How to prevent contamination with Candida albicans during the fabrication of transplantable oral mucosal epithelial cell sheets

• Normal human oral mucosal epithelial cells were cultured in a clinical setting.
• Contamination with Candida albicans was detected in the culture.
• The culture medium included 0.27 μg/mL amphotericin B.
• Contamination was prevented by 1 μg/mL amphotericin B in the medium for transportation of the oral tissue.

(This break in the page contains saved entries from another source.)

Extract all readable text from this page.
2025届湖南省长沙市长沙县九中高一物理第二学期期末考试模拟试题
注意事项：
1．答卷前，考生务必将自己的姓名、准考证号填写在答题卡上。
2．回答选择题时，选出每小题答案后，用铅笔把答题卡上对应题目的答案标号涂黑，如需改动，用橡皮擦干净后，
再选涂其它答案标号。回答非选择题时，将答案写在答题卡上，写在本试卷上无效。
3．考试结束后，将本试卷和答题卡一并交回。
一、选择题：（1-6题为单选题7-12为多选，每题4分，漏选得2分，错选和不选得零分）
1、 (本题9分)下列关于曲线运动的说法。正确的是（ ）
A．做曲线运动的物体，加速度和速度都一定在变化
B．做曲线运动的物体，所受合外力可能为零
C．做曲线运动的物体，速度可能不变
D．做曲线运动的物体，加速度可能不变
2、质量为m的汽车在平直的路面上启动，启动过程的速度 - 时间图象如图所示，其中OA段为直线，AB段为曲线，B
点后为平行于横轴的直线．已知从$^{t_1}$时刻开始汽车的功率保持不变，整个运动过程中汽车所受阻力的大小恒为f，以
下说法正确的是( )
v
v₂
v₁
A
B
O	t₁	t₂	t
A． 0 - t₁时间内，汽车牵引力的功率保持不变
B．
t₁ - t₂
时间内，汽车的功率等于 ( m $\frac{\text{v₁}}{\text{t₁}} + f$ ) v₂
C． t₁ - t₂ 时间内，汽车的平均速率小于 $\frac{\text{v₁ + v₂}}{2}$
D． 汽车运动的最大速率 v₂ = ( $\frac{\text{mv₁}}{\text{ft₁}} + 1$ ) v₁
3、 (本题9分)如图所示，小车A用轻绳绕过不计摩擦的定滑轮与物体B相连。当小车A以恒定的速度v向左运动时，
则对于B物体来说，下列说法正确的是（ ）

We have utilized patients' own oral mucosa as a cell source for the fabrication of transplantable epithelial cell sheets to treat limbal stem cell deficiency and mucosal defects after endoscopic submucosal dissection of esophageal cancer. Because there are abundant microbiotas in the human oral cavity, the oral mucosa was sterilized and 40 μg/mL gentamicin and 0.27 μg/mL amphotericin B were added to the culture medium in our protocol. Although an oral surgeon carefully checked each patient's oral cavity and although candidiasis was not observed before taking the biopsy, contamination with Candida albicans (C. albicans) was detected in the conditioned medium during cell sheet fabrication. After adding 1 μg/mL amphotericin B to the transportation medium during transport from Nagasaki University Hospital to Tokyo Women's Medical University, which are 1200 km apart, no proliferation of C. albicans was observed. These results indicated that the supplementation of transportation medium with antimycotics would be useful for preventing contamination with C. albicans derived from the oral mucosa without hampering cell proliferation.